オーストラリアに3種類の「旗」がある理由
オーストラリアの国旗といえば、ユニオンジャックと十字星、大きな七稜星があしらわれたデザインが特徴です。でも、実は他に公式な「旗」が存在しています。公式の旗はそれぞれ、オーストラリアの先住民族アボリジナルの人々と、メラネシア諸島を出身地域とするトレス海峡諸島民を表しています。 オーストラリアの先住民は6万年以上もその地に居住しており、世界で最も古い生活文化を持っています。アボリジナルの旗のデザインは3色で構成されています。黒は人々を、黄色い円は太陽を、赤は大地や、大地との交霊の儀式で使用される赤褐色の土などを象徴しています。
トレス海峡諸島民の旗は水平に区切られた3つの部分から構成されています。上下の緑色が大地を象徴しており、真ん中に青色が海を象徴しています。

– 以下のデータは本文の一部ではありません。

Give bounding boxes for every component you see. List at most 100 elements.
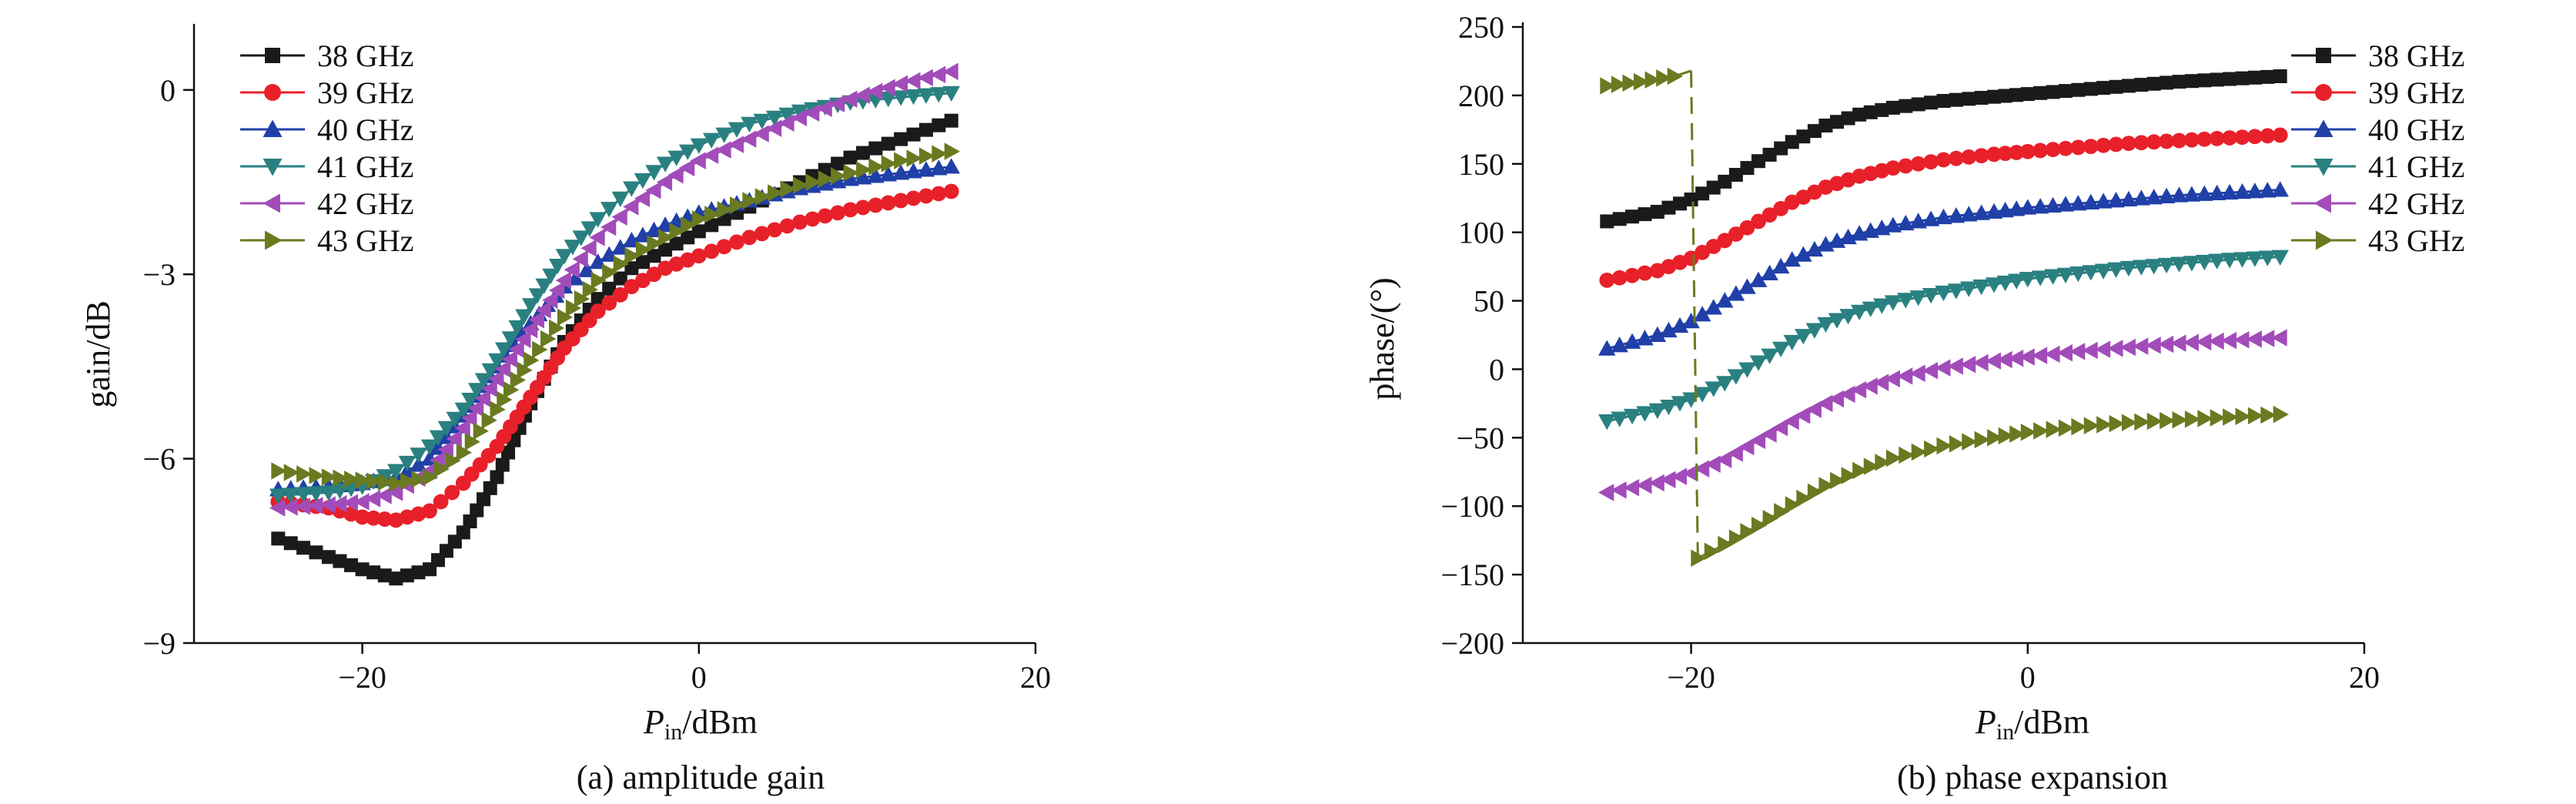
gain-series-42-ghz-marker — [634, 189, 650, 208]
phase-series-43-ghz-marker — [2260, 406, 2277, 424]
gain-series-43-ghz-marker — [456, 444, 473, 461]
gain-series-41-ghz-marker — [623, 181, 641, 197]
phase-series-43-ghz-marker — [2009, 425, 2026, 443]
phase-series-40-ghz-marker — [1972, 204, 1990, 220]
phase-series-40-ghz-marker — [1884, 216, 1902, 233]
phase-series-39-ghz-marker — [2260, 128, 2276, 144]
gain-series-41-ghz-marker — [528, 288, 547, 304]
phase-series-43-ghz-marker — [1818, 477, 1835, 494]
phase-series-38-ghz-marker — [1885, 100, 1900, 115]
gain-x-axis-label-sub: in — [664, 719, 682, 745]
phase-series-38-ghz-marker — [1987, 89, 2002, 104]
phase-y-tick-label: −100 — [1440, 489, 1504, 524]
phase-x-axis-label-sub: in — [1996, 719, 2014, 745]
phase-series-38-ghz-marker — [1924, 95, 1939, 110]
phase-series-42-ghz-marker — [2157, 335, 2174, 353]
gain-x-axis-label-unit: /dBm — [682, 703, 758, 741]
phase-series-42-ghz-marker — [2119, 338, 2136, 357]
phase-series-43-ghz-marker — [2121, 414, 2138, 432]
phase-series-40-ghz-marker — [1922, 210, 1940, 226]
gain-legend-entry-38-ghz: 38 GHz — [240, 39, 414, 73]
phase-series-38-ghz-marker — [1818, 119, 1833, 132]
phase-series-41-ghz-marker — [2107, 262, 2125, 278]
phase-series-42-ghz-marker — [2056, 343, 2073, 362]
phase-series-41-ghz-marker — [2208, 253, 2226, 270]
phase-series-40-ghz-marker — [1660, 321, 1678, 338]
gain-legend-entry-42-ghz: 42 GHz — [240, 186, 414, 221]
gain-series-41-ghz-marker — [572, 230, 590, 246]
phase-series-42-ghz-marker — [1660, 471, 1676, 489]
phase-series-43-ghz-marker — [1762, 509, 1778, 528]
gain-series-38-ghz-marker — [411, 565, 426, 580]
phase-series-38-ghz-marker — [1600, 214, 1614, 229]
gain-series-38-ghz-marker — [389, 571, 403, 586]
phase-series-43-ghz-marker — [1656, 69, 1672, 87]
phase-series-41-ghz-marker — [1935, 285, 1952, 302]
phase-series-marks — [1598, 67, 2289, 568]
phase-series-42-ghz-marker — [1716, 451, 1732, 469]
phase-series-42-ghz-marker — [2019, 348, 2035, 366]
phase-series-38-ghz-marker — [1718, 174, 1732, 189]
gain-series-43-ghz-marker — [366, 472, 383, 491]
phase-series-38-ghz-marker — [1841, 111, 1855, 126]
phase-series-43-ghz — [1600, 67, 2289, 568]
phase-series-39-ghz-marker — [2083, 139, 2099, 155]
phase-series-39-ghz-marker — [1973, 148, 1989, 164]
phase-series-42-ghz-marker — [1611, 481, 1627, 499]
phase-series-42-ghz-marker — [1996, 350, 2012, 369]
phase-series-41-ghz-marker — [2259, 250, 2277, 266]
gain-series-41-ghz-marker — [656, 156, 674, 173]
phase-series-40-ghz-marker — [2233, 183, 2251, 199]
phase-legend-entry-41-ghz: 41 GHz — [2291, 149, 2465, 184]
gain-series-43-ghz-marker — [754, 188, 771, 206]
gain-legend-marker — [263, 193, 280, 213]
gain-series-38-ghz-marker — [309, 545, 323, 560]
gain-series-39-ghz-marker — [918, 188, 934, 204]
gain-x-tick-label: −20 — [338, 660, 386, 695]
phase-series-41-ghz-marker — [2145, 259, 2163, 275]
phase-series-42-ghz-marker — [1738, 437, 1755, 456]
phase-series-39-ghz-marker — [1624, 267, 1640, 283]
gain-y-tick-label: 0 — [160, 73, 176, 108]
phase-series-40-ghz-marker — [1648, 326, 1667, 342]
gain-series-41-ghz-marker — [446, 411, 464, 427]
phase-series-40-ghz-marker — [1897, 214, 1915, 231]
phase-series-38-ghz-marker — [2146, 76, 2161, 91]
gain-series-38-ghz-marker — [681, 230, 695, 245]
phase-series-43-ghz-marker — [2159, 411, 2176, 430]
phase-series-42-ghz-marker — [1598, 484, 1614, 501]
phase-series-39-ghz-marker — [1683, 250, 1699, 266]
phase-series-43-ghz-marker — [2046, 420, 2062, 438]
phase-legend-marker — [2316, 48, 2331, 63]
gain-series-41-ghz-marker — [905, 89, 922, 106]
gain-series-38-ghz-marker — [613, 271, 627, 286]
phase-series-42-ghz-marker — [1922, 361, 1939, 380]
gain-series-39-ghz-marker — [767, 222, 783, 238]
phase-series-42-ghz-marker — [1985, 352, 2002, 370]
phase-series-43-ghz-marker — [2184, 410, 2201, 428]
gain-series-38-ghz-marker — [463, 514, 477, 528]
gain-series-42-ghz-marker — [917, 69, 933, 87]
gain-series-42-ghz-marker — [269, 499, 286, 517]
phase-x-axis-label: Pin/dBm — [1975, 703, 2089, 745]
gain-series-39-ghz-marker — [646, 266, 662, 283]
gain-legend-marker — [263, 159, 283, 176]
phase-series-39-ghz-marker — [1728, 226, 1744, 242]
phase-series-43-ghz-marker — [2197, 410, 2213, 427]
phase-series-39-ghz-marker — [1935, 152, 1952, 168]
gain-series-41-ghz-marker — [508, 320, 526, 337]
phase-series-41-ghz-marker — [2170, 256, 2188, 273]
phase-series-43-ghz-marker — [1830, 471, 1846, 490]
phase-series-40-ghz-marker — [2220, 183, 2239, 200]
phase-series-40-ghz-marker — [2082, 193, 2100, 209]
phase-series-40-ghz-marker — [2259, 182, 2277, 198]
gain-x-tick-label: 20 — [1020, 660, 1051, 695]
gain-series-43-ghz-marker — [944, 142, 960, 160]
phase-series-38-ghz-marker — [1661, 200, 1676, 215]
phase-series-43-ghz-marker — [2235, 407, 2251, 426]
phase-series-38-ghz-marker — [2020, 87, 2035, 102]
gain-series-42-ghz-marker — [376, 487, 392, 504]
gain-series-41-ghz-marker — [548, 259, 567, 275]
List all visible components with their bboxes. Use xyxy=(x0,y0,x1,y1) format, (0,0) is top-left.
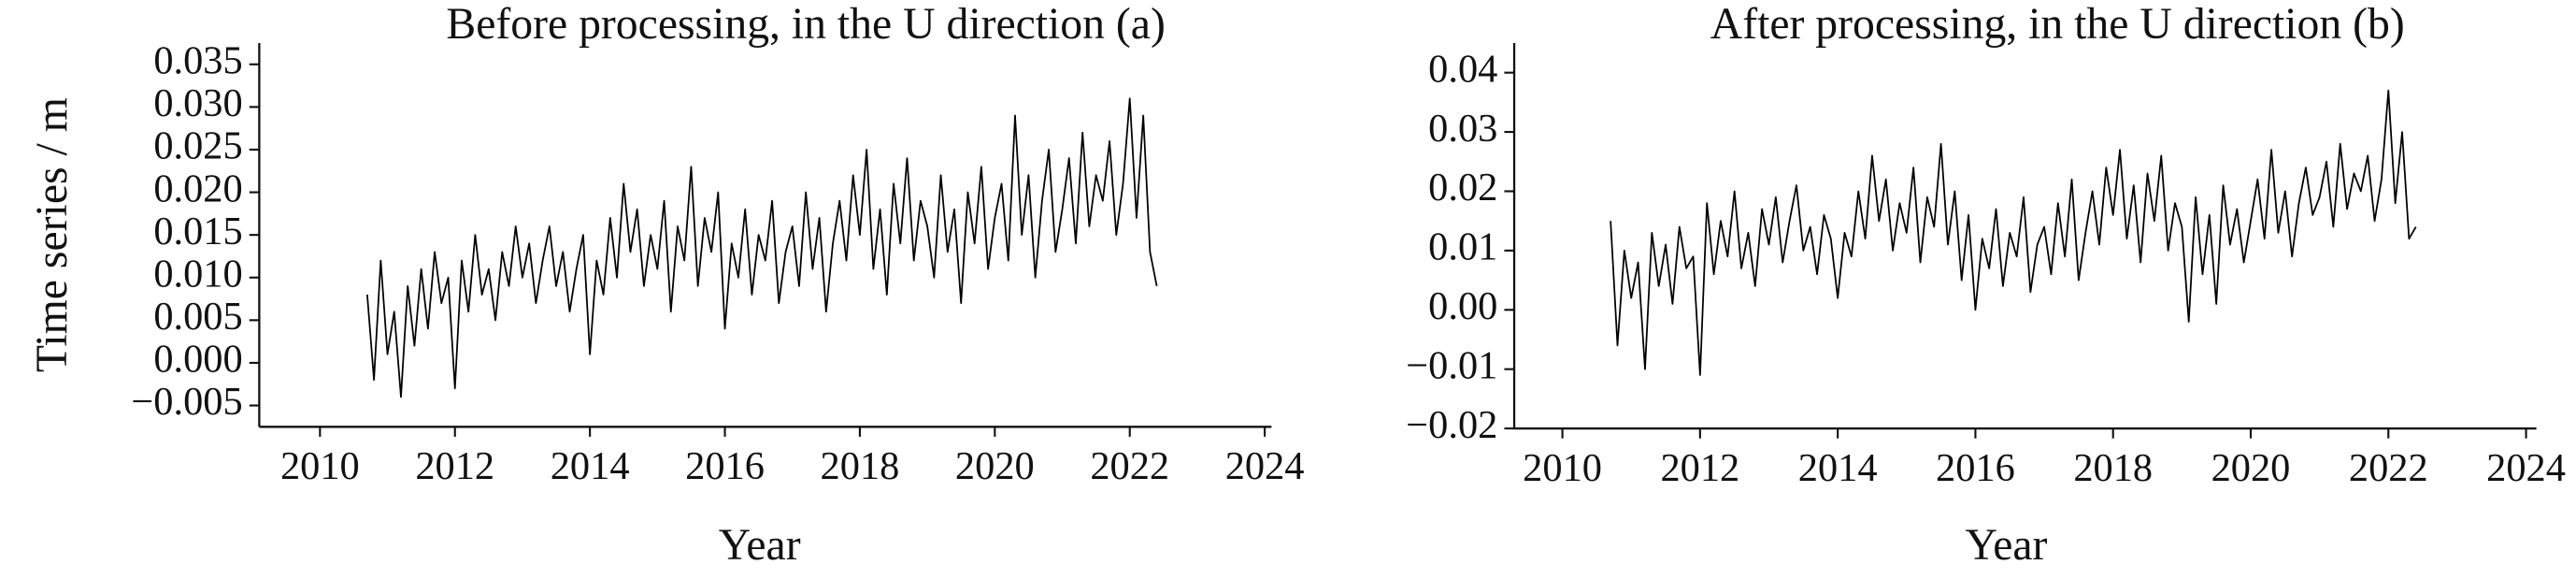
series-line xyxy=(366,97,1158,398)
x-tick-label: 2010 xyxy=(280,444,360,488)
x-tick-label: 2024 xyxy=(2486,446,2566,490)
x-tick-label: 2012 xyxy=(1660,446,1739,490)
x-tick-label: 2018 xyxy=(821,444,900,488)
x-tick-label: 2018 xyxy=(2073,446,2153,490)
y-axis-label: Time series / m xyxy=(27,97,77,372)
y-tick-label: 0.035 xyxy=(153,38,242,82)
x-tick-label: 2014 xyxy=(1798,446,1878,490)
y-tick-label: 0.030 xyxy=(153,81,242,125)
y-tick-label: 0.025 xyxy=(153,124,242,168)
x-tick-label: 2022 xyxy=(2349,446,2428,490)
x-tick-label: 2014 xyxy=(551,444,630,488)
chart-title: Before processing, in the U direction (a… xyxy=(446,0,1165,49)
y-tick-label: 0.005 xyxy=(153,295,242,339)
y-tick-label: −0.02 xyxy=(1406,403,1497,447)
x-tick-label: 2012 xyxy=(415,444,494,488)
x-tick-label: 2020 xyxy=(2211,446,2291,490)
y-tick-label: −0.005 xyxy=(131,380,242,424)
x-tick-label: 2016 xyxy=(685,444,765,488)
y-tick-label: 0.00 xyxy=(1428,284,1497,328)
y-tick-label: 0.03 xyxy=(1428,107,1497,151)
y-tick-label: 0.020 xyxy=(153,166,242,210)
y-tick-label: 0.000 xyxy=(153,338,242,382)
y-tick-label: 0.01 xyxy=(1428,225,1497,269)
y-tick-label: 0.010 xyxy=(153,252,242,296)
y-tick-label: 0.015 xyxy=(153,210,242,253)
x-axis-label: Year xyxy=(1966,520,2048,570)
chart-title: After processing, in the U direction (b) xyxy=(1710,0,2405,49)
x-tick-label: 2022 xyxy=(1090,444,1169,488)
y-tick-label: 0.02 xyxy=(1428,166,1497,210)
y-tick-label: −0.01 xyxy=(1406,343,1497,387)
y-tick-label: 0.04 xyxy=(1428,47,1497,91)
x-tick-label: 2024 xyxy=(1225,444,1305,488)
x-tick-label: 2020 xyxy=(955,444,1035,488)
x-tick-label: 2010 xyxy=(1523,446,1602,490)
series-line xyxy=(1610,89,2417,376)
x-tick-label: 2016 xyxy=(1936,446,2015,490)
x-axis-label: Year xyxy=(719,520,801,570)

その3つはトレス海峡諸島民を表す細い黒色の線で仕切られ、中央には「ダリ」というトレス海峡伝統の頭飾りと、海図に用いられる五芒星が、平和を象徴する白色で描かれています。五芒星はトレス海峡諸島の5つの地域と、船乗りの人々を象徴しています。
これら先住民の旗が公式に認められたのは、1994年に開かれたコモンウェルスゲームス(英連邦競技大会)がきっかけでした。アボリジナルとしての出自を持つオーストラリアのキャシー・フリーマン選手が同大会で優勝したときに、アボリジナルの旗とオーストラリアの国旗を一緒に掲げてウィニング・ランを行ったのです。アボリジナルの旗は当時まだ公式に認められていなかったため、「先住民と白人オーストラリア社会の和解の象徴だ」として、圧倒的多数の世論が彼女の行動を称えました。
これを受け、当時のオーストラリア首相であるポール・キーティング首相は国旗法を改正し、アボリジナル旗を国旗法の定める旗として指定しました。フリーマン選手は、2000年のシドニーオリンピックの開会式で聖火の点灯を行いました。その後、陸上400mで金メダルを獲得したとき、再びオーストラリアとアボリジナルの旗の両方を掲げたのです。
現在、多くの学校では、オーストラリアの国旗と先住民の旗が並べて掲げられています。オーストラリアに足を運んだときには、ぜひ注意して見てみてくださいね。